A lot of PRs to the standard library are adding new impls for already stable traits, which can break consumers in many weird and wonderful ways. Below are some examples of breakage from new trait impls that may not be obvious just from the change made to the standard library.

Inference breaks when a second generic impl is introduced

Rust will use the fact that there's only a single impl for a generic trait during inference. This breaks once a second impl makes the type of that generic ambiguous. Say we have:

// in `std`
impl From<&str> for Arc<str> { .. }
// in an external `lib`
let b = Arc::from("a");

then we add:

impl From<&str> for Arc<str> { .. }
+ impl From<&str> for Arc<String> { .. }

then

let b = Arc::from("a");

will no longer compile, because we've previously been relying on inference to figure out the T in Box<T>.

This kind of breakage can be ok, but a crater run should estimate the scope.

Deref coercion breaks when a new impl is introduced

Rust will use deref coercion to find a valid trait impl if the arguments don't type check directly. This only seems to occur if there's a single impl so introducing a new one may break consumers relying on deref coercion. Say we have:

// in `std`
impl Add<&str> for String { .. }

impl Deref for String { type Target = str; .. }
// in an external `lib`
let a = String::from("a");
let b = String::from("b");

let c = a + &b;

then we add:

  impl Add<&str> for String { .. }
+ impl Add<char> for String { .. }

then

let c = a + &b;

will no longer compile, because we won't attempt to use deref to coerce the &String into &str.

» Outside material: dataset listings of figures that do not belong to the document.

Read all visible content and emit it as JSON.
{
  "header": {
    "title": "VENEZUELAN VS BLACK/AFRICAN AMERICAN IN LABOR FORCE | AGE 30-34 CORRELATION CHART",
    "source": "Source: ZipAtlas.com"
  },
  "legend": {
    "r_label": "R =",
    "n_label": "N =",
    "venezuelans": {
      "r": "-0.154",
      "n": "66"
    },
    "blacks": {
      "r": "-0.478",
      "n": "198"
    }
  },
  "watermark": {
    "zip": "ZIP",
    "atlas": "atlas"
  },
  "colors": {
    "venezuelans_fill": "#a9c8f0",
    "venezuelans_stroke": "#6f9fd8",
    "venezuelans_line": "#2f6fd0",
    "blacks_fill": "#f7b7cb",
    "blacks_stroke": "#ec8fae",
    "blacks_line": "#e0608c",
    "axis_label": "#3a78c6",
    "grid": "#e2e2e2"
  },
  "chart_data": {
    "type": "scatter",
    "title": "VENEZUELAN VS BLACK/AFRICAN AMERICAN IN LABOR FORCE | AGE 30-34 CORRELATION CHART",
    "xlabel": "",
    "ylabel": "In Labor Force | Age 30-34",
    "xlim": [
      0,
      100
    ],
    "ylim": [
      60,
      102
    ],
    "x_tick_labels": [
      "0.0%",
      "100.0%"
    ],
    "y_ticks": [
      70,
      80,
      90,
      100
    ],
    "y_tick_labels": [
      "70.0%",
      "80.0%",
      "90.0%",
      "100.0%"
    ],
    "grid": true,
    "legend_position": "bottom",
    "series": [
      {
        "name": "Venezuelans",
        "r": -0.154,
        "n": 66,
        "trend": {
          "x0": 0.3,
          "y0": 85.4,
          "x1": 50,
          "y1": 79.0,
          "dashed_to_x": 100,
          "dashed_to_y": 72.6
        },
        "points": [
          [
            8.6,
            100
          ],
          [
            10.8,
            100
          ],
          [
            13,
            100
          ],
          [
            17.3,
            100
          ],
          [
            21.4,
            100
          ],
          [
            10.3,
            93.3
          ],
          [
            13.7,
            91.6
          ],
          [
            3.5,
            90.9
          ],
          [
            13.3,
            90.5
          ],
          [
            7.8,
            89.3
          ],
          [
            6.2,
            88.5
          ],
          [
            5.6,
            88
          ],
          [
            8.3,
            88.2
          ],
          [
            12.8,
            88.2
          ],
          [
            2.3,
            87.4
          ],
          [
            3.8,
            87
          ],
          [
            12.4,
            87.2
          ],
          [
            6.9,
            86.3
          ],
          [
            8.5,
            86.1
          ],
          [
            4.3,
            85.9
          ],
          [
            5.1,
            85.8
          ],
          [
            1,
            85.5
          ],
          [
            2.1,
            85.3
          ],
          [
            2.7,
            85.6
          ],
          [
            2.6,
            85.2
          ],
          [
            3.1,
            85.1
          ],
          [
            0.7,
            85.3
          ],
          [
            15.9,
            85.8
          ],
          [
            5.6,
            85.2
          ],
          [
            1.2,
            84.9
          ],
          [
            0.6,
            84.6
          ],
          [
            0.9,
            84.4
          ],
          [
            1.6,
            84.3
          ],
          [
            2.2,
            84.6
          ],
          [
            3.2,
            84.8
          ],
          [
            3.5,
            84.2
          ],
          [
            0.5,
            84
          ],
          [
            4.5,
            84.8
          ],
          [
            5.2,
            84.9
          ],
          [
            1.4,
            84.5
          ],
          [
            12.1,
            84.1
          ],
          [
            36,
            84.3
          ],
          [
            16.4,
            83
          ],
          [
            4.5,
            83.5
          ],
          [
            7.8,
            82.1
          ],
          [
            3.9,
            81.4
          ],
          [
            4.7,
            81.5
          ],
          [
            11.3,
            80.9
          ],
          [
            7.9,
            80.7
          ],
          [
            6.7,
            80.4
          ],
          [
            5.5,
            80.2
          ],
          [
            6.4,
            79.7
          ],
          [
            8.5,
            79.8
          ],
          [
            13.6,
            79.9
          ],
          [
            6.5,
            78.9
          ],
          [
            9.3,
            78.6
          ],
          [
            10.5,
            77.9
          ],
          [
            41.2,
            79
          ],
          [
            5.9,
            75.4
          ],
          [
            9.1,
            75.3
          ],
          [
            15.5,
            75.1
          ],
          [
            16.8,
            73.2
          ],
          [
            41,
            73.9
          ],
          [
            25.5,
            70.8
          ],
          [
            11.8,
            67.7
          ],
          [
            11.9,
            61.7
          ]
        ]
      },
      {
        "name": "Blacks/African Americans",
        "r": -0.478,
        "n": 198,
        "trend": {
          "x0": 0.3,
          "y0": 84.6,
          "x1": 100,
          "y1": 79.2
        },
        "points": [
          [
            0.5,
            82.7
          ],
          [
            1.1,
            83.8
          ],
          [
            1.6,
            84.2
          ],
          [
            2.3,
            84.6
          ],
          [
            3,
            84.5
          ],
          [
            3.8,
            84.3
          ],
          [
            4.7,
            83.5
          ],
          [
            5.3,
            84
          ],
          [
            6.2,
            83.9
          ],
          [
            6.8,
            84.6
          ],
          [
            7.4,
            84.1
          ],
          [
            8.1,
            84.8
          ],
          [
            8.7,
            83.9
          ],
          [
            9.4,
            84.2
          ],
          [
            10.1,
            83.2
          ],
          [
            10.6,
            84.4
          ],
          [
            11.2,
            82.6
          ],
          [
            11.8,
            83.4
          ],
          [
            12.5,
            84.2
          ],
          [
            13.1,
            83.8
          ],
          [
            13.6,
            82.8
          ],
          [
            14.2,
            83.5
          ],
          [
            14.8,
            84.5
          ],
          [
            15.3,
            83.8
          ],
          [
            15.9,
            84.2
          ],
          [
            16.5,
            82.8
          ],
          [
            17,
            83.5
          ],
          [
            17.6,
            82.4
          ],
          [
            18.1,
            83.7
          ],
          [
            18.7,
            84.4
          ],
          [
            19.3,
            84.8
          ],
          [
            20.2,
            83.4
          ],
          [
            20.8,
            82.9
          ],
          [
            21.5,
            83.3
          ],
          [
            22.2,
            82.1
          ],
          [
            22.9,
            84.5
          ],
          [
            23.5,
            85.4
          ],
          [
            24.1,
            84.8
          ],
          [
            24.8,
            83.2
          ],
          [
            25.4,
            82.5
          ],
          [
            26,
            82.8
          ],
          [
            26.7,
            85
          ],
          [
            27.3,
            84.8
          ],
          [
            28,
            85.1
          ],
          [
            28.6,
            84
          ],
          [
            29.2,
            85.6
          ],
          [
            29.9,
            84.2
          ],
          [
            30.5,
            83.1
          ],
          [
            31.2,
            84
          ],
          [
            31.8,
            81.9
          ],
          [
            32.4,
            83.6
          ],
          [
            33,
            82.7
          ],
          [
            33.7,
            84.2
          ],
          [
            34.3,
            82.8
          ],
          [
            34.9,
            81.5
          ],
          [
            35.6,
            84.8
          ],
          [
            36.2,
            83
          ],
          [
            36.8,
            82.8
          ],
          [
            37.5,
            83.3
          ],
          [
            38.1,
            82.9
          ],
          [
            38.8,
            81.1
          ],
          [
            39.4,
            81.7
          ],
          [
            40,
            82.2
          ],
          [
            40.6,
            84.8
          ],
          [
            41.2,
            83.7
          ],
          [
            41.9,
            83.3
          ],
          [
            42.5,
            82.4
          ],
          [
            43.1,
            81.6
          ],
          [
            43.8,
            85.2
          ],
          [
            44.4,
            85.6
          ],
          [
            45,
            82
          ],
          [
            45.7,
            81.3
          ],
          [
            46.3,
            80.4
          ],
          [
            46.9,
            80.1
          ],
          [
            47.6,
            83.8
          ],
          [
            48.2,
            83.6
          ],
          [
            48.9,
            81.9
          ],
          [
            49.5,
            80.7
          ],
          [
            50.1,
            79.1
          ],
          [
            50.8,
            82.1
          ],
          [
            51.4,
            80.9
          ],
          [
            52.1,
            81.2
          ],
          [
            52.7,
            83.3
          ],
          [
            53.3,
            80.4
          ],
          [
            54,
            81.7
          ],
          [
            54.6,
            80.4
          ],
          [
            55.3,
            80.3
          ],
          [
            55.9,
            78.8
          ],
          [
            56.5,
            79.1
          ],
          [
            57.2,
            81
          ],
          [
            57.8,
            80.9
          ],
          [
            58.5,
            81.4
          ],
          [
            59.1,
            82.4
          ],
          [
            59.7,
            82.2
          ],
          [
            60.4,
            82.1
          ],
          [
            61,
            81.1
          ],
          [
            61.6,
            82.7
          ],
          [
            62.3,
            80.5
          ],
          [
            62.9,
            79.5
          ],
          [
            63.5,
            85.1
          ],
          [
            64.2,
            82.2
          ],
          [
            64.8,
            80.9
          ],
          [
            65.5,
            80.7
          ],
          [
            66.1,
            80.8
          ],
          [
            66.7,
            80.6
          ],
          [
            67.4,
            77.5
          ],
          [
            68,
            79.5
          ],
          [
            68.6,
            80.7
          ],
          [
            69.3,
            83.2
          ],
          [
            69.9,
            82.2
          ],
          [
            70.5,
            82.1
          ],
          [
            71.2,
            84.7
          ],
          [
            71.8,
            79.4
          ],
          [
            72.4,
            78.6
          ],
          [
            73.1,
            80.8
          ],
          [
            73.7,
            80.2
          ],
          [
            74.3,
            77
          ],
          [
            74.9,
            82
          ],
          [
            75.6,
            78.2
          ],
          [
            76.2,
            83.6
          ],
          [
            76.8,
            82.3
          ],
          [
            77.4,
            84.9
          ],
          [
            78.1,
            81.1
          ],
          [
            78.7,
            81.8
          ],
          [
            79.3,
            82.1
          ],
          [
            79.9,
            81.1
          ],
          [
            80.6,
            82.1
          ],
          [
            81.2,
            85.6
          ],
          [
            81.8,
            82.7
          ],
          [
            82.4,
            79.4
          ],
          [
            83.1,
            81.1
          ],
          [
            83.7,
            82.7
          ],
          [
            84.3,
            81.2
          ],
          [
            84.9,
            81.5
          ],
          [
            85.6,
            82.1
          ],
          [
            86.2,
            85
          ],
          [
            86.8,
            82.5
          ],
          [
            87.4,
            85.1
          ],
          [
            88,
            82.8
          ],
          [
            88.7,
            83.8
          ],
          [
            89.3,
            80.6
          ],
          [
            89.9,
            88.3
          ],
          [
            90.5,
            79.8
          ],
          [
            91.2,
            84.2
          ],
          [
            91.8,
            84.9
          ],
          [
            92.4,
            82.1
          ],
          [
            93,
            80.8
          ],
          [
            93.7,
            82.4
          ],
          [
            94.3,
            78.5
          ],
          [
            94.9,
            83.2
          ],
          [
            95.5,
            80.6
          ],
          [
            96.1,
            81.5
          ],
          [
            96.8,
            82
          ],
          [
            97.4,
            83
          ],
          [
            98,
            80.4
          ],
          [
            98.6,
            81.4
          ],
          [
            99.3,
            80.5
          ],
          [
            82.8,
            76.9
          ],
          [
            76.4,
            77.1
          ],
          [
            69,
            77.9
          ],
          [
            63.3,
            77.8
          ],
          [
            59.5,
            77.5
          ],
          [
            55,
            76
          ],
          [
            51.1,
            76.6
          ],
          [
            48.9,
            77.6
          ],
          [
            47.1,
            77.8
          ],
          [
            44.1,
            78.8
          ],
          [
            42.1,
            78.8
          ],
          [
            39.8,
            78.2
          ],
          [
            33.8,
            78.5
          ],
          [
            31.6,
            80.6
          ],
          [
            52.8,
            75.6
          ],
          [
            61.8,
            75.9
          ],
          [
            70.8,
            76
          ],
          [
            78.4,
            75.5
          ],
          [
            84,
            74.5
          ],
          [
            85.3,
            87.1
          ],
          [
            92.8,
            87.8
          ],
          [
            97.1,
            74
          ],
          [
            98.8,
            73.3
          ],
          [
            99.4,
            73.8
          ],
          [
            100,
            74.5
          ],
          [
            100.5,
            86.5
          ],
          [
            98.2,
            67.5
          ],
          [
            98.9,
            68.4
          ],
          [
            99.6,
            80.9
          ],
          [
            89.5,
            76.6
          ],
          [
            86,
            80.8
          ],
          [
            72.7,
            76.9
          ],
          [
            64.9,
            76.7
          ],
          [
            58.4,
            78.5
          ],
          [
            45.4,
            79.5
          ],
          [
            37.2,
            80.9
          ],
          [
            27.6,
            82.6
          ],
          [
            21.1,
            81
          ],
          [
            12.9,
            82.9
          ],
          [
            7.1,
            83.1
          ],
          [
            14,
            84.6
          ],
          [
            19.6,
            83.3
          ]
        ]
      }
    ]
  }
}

This kind of breakage can be ok, but a crater run should estimate the scope.

#[fundamental] types

Type annotated with the #[fundamental] attribute have different coherence rules. See RFC 1023 for details. That includes:

  • &T
  • &mut T
  • Box<T>
  • Pin<T>

Typically, the scope of breakage in new trait impls is limited to inference and deref-coercion. New trait impls on #[fundamental] types may overlap with downstream impls and cause other kinds of breakage.